Voor zover de FOD Financiën geen uitzonderingsgronden inroept en
deze behoorlijk in concreto motiveert, is ze ertoe gehouden de gevraagde
bestuursdocumenten voor zover ze bestaan aan de aanvrager te bezorgen.

Onder het begrip bestuursdocument vallen alle beschikbare informatie,
waaronder “verslagen, studies, zelf van niet-ambtelijke adviescommissies,
sommige notulen en processen-verbaal, statistieken, administratieve
richtlijn, omzendbrieven, contracten, (…) waarover een overheid
beschikt”. (Parl. St. Kamer, 1992-1993, nr. 1112/1, 3 en 4).

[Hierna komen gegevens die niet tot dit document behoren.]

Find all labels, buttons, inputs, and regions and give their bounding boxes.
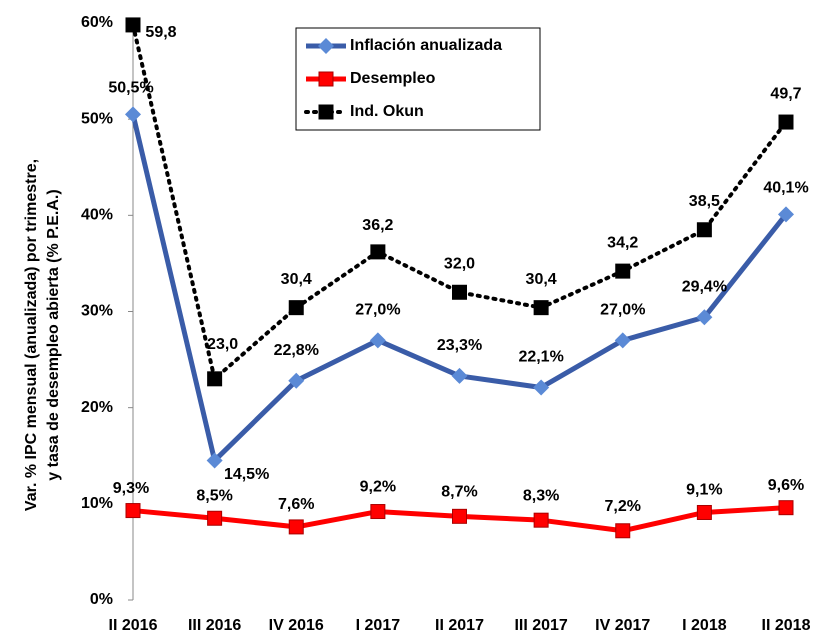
x-tick-label: II 2016 <box>109 617 158 634</box>
data-point <box>206 452 223 469</box>
data-label: 9,3% <box>113 480 149 497</box>
x-tick-label: I 2018 <box>682 617 727 634</box>
y-tick-label: 50% <box>81 110 113 127</box>
data-point <box>696 504 712 520</box>
data-point <box>778 114 794 130</box>
y-tick-label: 30% <box>81 303 113 320</box>
data-point <box>452 284 467 300</box>
data-label: 38,5 <box>689 193 720 210</box>
data-point <box>451 367 468 384</box>
y-tick-label: 0% <box>90 591 113 608</box>
legend-label: Inflación anualizada <box>350 37 502 54</box>
x-tick-label: I 2017 <box>356 617 401 634</box>
legend-marker <box>318 104 334 120</box>
data-label: 30,4 <box>281 271 312 288</box>
data-point <box>370 244 386 260</box>
y-tick-label: 60% <box>81 14 113 31</box>
data-point <box>125 503 141 519</box>
data-point <box>696 222 712 238</box>
data-label: 34,2 <box>607 234 638 251</box>
data-point <box>533 300 549 316</box>
data-point <box>615 523 631 539</box>
data-point <box>288 300 304 316</box>
data-label: 59,8 <box>145 24 176 41</box>
y-tick-label: 20% <box>81 399 113 416</box>
data-label: 50,5% <box>108 80 153 97</box>
data-point <box>778 206 794 223</box>
data-label: 9,1% <box>686 482 722 499</box>
data-label: 8,3% <box>523 487 559 504</box>
data-point <box>370 504 386 520</box>
x-tick-label: IV 2017 <box>595 617 650 634</box>
data-label: 32,0 <box>444 255 475 272</box>
x-tick-label: III 2017 <box>514 617 567 634</box>
data-label: 23,3% <box>437 337 482 354</box>
data-label: 49,7 <box>770 85 801 102</box>
data-point <box>125 106 141 123</box>
data-label: 30,4 <box>526 271 557 288</box>
data-label: 22,1% <box>518 349 563 366</box>
data-point <box>696 309 713 326</box>
y-axis-label: Var. % IPC mensual (anualizada) por trim… <box>23 159 40 511</box>
data-point <box>533 512 549 528</box>
data-label: 9,2% <box>360 479 396 496</box>
data-point <box>207 510 223 526</box>
data-label: 7,6% <box>278 496 314 513</box>
data-point <box>288 519 304 535</box>
y-axis-label: y tasa de desempleo abierta (% P.E.A.) <box>45 189 62 480</box>
x-tick-label: II 2018 <box>762 617 811 634</box>
x-tick-label: III 2016 <box>188 617 241 634</box>
data-label: 7,2% <box>605 498 641 515</box>
y-tick-label: 40% <box>81 207 113 224</box>
x-tick-label: II 2017 <box>435 617 484 634</box>
data-point <box>778 500 794 516</box>
data-label: 8,5% <box>196 487 232 504</box>
data-point <box>207 371 223 387</box>
data-label: 27,0% <box>600 302 645 319</box>
data-label: 40,1% <box>763 180 808 197</box>
series-line <box>131 22 788 381</box>
y-tick-label: 10% <box>81 495 113 512</box>
data-point <box>125 17 141 33</box>
data-label: 22,8% <box>274 342 319 359</box>
data-point <box>369 332 386 349</box>
data-point <box>615 263 631 279</box>
data-label: 23,0 <box>207 336 238 353</box>
data-point <box>288 372 305 389</box>
x-tick-label: IV 2016 <box>269 617 324 634</box>
data-label: 29,4% <box>682 278 727 295</box>
data-point <box>614 332 631 349</box>
legend-label: Ind. Okun <box>350 103 424 120</box>
legend-marker <box>318 71 334 87</box>
legend-marker <box>318 38 334 54</box>
data-label: 27,0% <box>355 302 400 319</box>
data-point <box>533 379 550 396</box>
data-label: 8,7% <box>441 484 477 501</box>
data-point <box>452 508 467 524</box>
data-label: 36,2 <box>362 217 393 234</box>
legend-label: Desempleo <box>350 70 436 87</box>
data-label: 14,5% <box>224 466 269 483</box>
data-label: 9,6% <box>768 477 804 494</box>
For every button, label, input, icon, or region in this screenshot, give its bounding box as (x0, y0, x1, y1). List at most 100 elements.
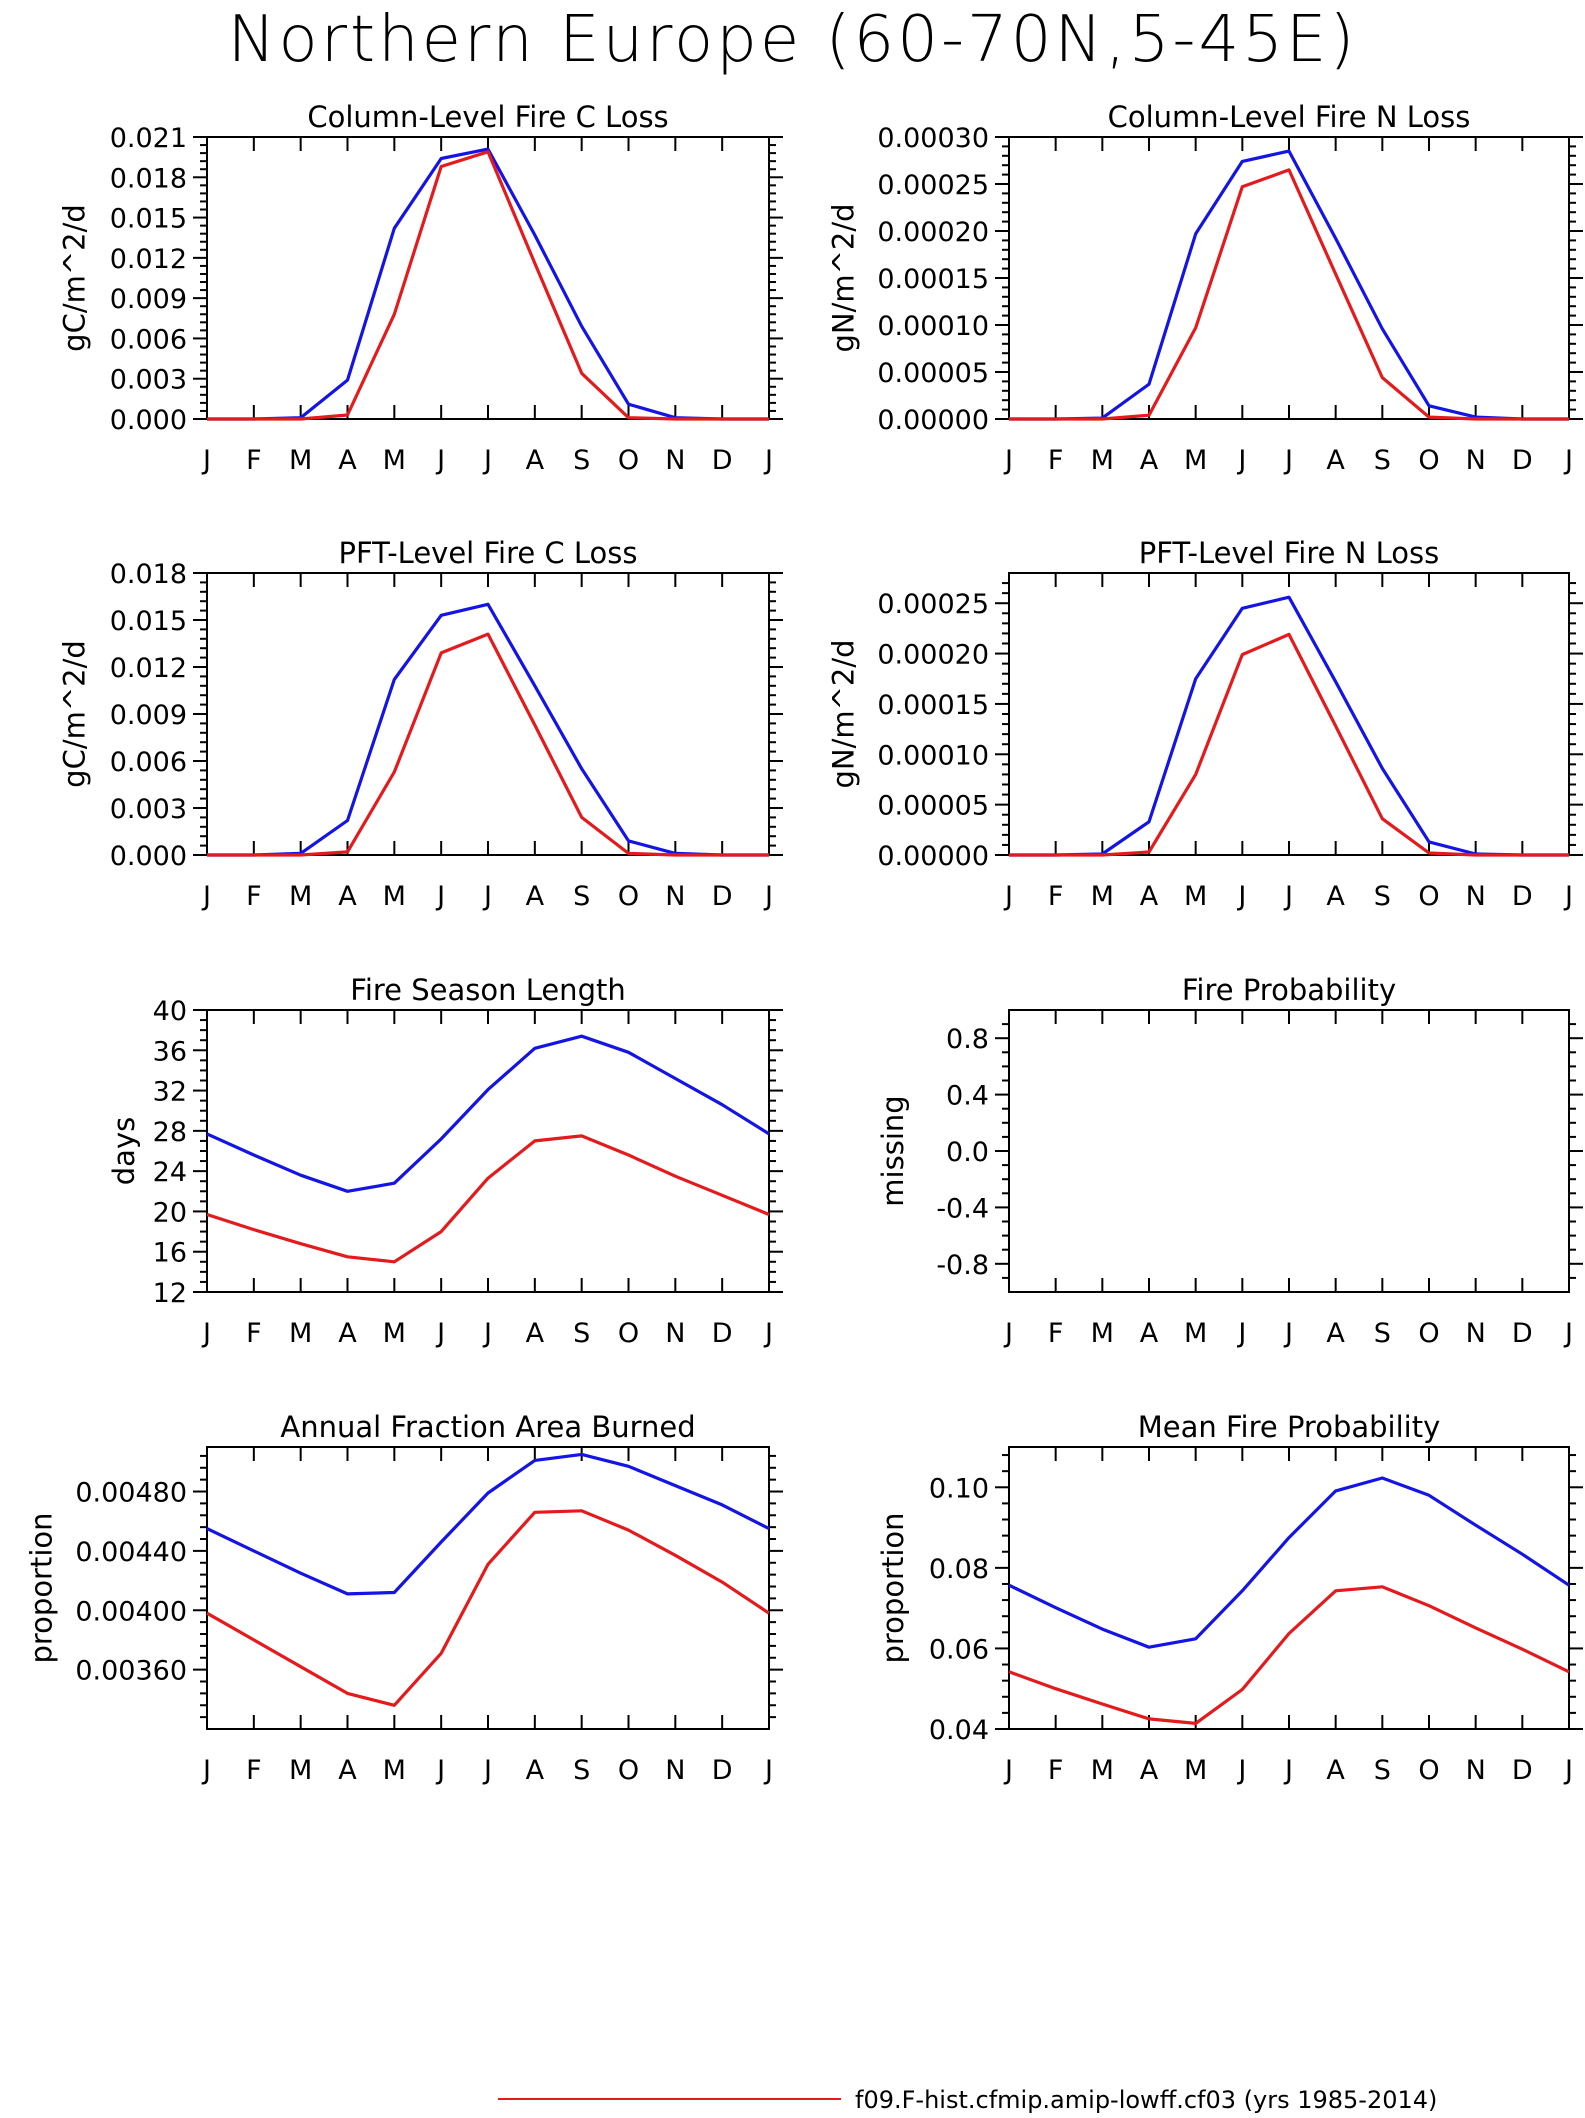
x-tick-label: M (1091, 445, 1114, 476)
y-tick-label: 0.000 (110, 405, 187, 436)
x-tick-label: D (712, 881, 733, 912)
x-tick-label: A (338, 1318, 357, 1349)
y-tick-label: 0.012 (110, 653, 187, 684)
y-tick-label: 0.00020 (877, 217, 989, 248)
x-tick-label: J (1283, 881, 1293, 912)
series-line-blue (1009, 149, 1569, 421)
y-tick-label: 0.08 (929, 1554, 989, 1585)
y-tick-label: 0.006 (110, 324, 187, 355)
x-tick-label: J (1563, 1755, 1573, 1786)
y-tick-label: 0.00030 (877, 123, 989, 154)
x-tick-label: J (763, 445, 773, 476)
y-tick-label: 0.015 (110, 204, 187, 235)
x-tick-label: J (763, 1318, 773, 1349)
y-tick-label: 0.8 (946, 1024, 989, 1055)
x-tick-label: M (1184, 1318, 1207, 1349)
plot-frame (1008, 572, 1570, 856)
y-tick-label: 0.00005 (877, 358, 989, 389)
x-tick-label: A (1326, 445, 1345, 476)
chart-panel-7: J F M A M J J A S O N D J0.003600.004000.004400.0048… (25, 1410, 783, 1786)
x-tick-label: F (1048, 445, 1064, 476)
x-tick-label: M (1184, 881, 1207, 912)
x-tick-label: D (712, 1755, 733, 1786)
y-tick-label: 0.4 (946, 1081, 989, 1112)
chart-title: PFT-Level Fire N Loss (1139, 536, 1439, 570)
legend: f09.F-hist.cfmip.amip-lowff.cf03 (yrs 19… (498, 2086, 1585, 2116)
x-tick-label: A (338, 1755, 357, 1786)
y-tick-label: 0.00015 (877, 690, 989, 721)
x-tick-label: J (763, 881, 773, 912)
figure-title: Northern Europe (60-70N,5-45E) (227, 3, 1358, 77)
y-tick-label: 12 (153, 1278, 187, 1309)
x-tick-label: J (1283, 1755, 1293, 1786)
y-tick-label: 0.00360 (75, 1656, 187, 1687)
x-tick-label: F (246, 881, 262, 912)
x-tick-label: J (435, 445, 445, 476)
x-tick-label: A (1326, 1755, 1345, 1786)
x-tick-label: S (1374, 1318, 1391, 1349)
x-tick-label: D (712, 1318, 733, 1349)
x-tick-label: J (1236, 1318, 1246, 1349)
y-tick-label: 0.00025 (877, 589, 989, 620)
y-tick-label: 0.00000 (877, 841, 989, 872)
plot-frame (206, 136, 770, 420)
x-tick-label: M (383, 1318, 406, 1349)
x-tick-label: N (665, 881, 685, 912)
chart-panel-1: J F M A M J J A S O N D J0.0000.0030.0060.0090.0120.… (58, 100, 783, 476)
y-tick-label: 0.00005 (877, 791, 989, 822)
x-tick-label: J (1003, 1755, 1013, 1786)
y-axis-label: proportion (25, 1512, 59, 1663)
chart-panel-4: J F M A M J J A S O N D J0.000000.000050.000100.0001… (827, 536, 1583, 912)
x-tick-label: O (1418, 1318, 1439, 1349)
x-tick-label: O (1418, 445, 1439, 476)
chart-title: Fire Season Length (350, 973, 625, 1007)
x-tick-label: A (1326, 1318, 1345, 1349)
x-tick-label: J (1003, 1318, 1013, 1349)
y-axis-label: gN/m^2/d (827, 203, 861, 352)
y-tick-label: 0.0 (946, 1137, 989, 1168)
series-line-red (1008, 1585, 1570, 1726)
y-tick-label: 0.04 (929, 1715, 989, 1746)
y-tick-label: 0.00010 (877, 311, 989, 342)
plot-frame (1008, 1446, 1570, 1730)
x-tick-label: M (383, 445, 406, 476)
x-tick-label: N (1466, 881, 1486, 912)
x-tick-label: M (1184, 1755, 1207, 1786)
x-tick-label: M (289, 1755, 312, 1786)
x-tick-label: J (482, 1318, 492, 1349)
x-tick-label: J (1283, 445, 1293, 476)
chart-title: Column-Level Fire C Loss (307, 100, 668, 134)
chart-title: Mean Fire Probability (1138, 1410, 1441, 1444)
x-tick-label: S (573, 1755, 590, 1786)
x-tick-label: J (435, 1755, 445, 1786)
x-tick-label: F (246, 1318, 262, 1349)
y-tick-label: 0.00440 (75, 1537, 187, 1568)
x-tick-label: F (1048, 1755, 1064, 1786)
y-tick-label: 32 (153, 1077, 187, 1108)
series-line-blue (206, 1452, 770, 1596)
y-tick-label: 0.10 (929, 1473, 989, 1504)
y-tick-label: 0.009 (110, 700, 187, 731)
y-tick-label: 0.06 (929, 1634, 989, 1665)
y-tick-label: 0.00480 (75, 1478, 187, 1509)
x-tick-label: A (526, 881, 545, 912)
x-tick-label: A (526, 445, 545, 476)
y-tick-label: 20 (153, 1197, 187, 1228)
x-tick-label: D (1512, 445, 1533, 476)
x-tick-label: O (1418, 881, 1439, 912)
x-tick-label: N (1466, 445, 1486, 476)
x-tick-label: M (1091, 1755, 1114, 1786)
y-tick-label: 0.009 (110, 284, 187, 315)
x-tick-label: A (526, 1318, 545, 1349)
x-tick-label: N (1466, 1318, 1486, 1349)
series-line-blue (1008, 1476, 1570, 1649)
x-tick-label: O (618, 445, 639, 476)
x-tick-label: S (573, 1318, 590, 1349)
x-tick-label: A (1140, 445, 1159, 476)
y-tick-label: 40 (153, 996, 187, 1027)
x-tick-label: J (201, 881, 211, 912)
y-tick-label: 0.018 (110, 559, 187, 590)
series-line-blue (206, 1034, 770, 1193)
chart-title: Column-Level Fire N Loss (1108, 100, 1471, 134)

De fiscale administratie kan niet door een bepaalde instructie of
circulaire het label toe te kennen van “exclusief voor intern
gebruik/uitsluitend bestemd voor de Administratie KMO” deze aan de
openbaarmaking onttrekken. Dit zou immers toelaten dat de fiscale
administratie zichzelf zou kunnen bedienen van een absolute en
algemene uitzonderingsgrond. Zelfs wanneer de dergelijke
uitzonderingsgrond door de wetgever zou worden opgelegd – wat in casu
niet het geval is -, dan zou zij als disproportioneel moeten worden
beschouwd ten aanzien van het recht van toegang tot
bestuursdocumenten dat in artikel 32 van de Grondwet is verankerd
(GwH arrest nr. 169/2013 van 19 december 2013).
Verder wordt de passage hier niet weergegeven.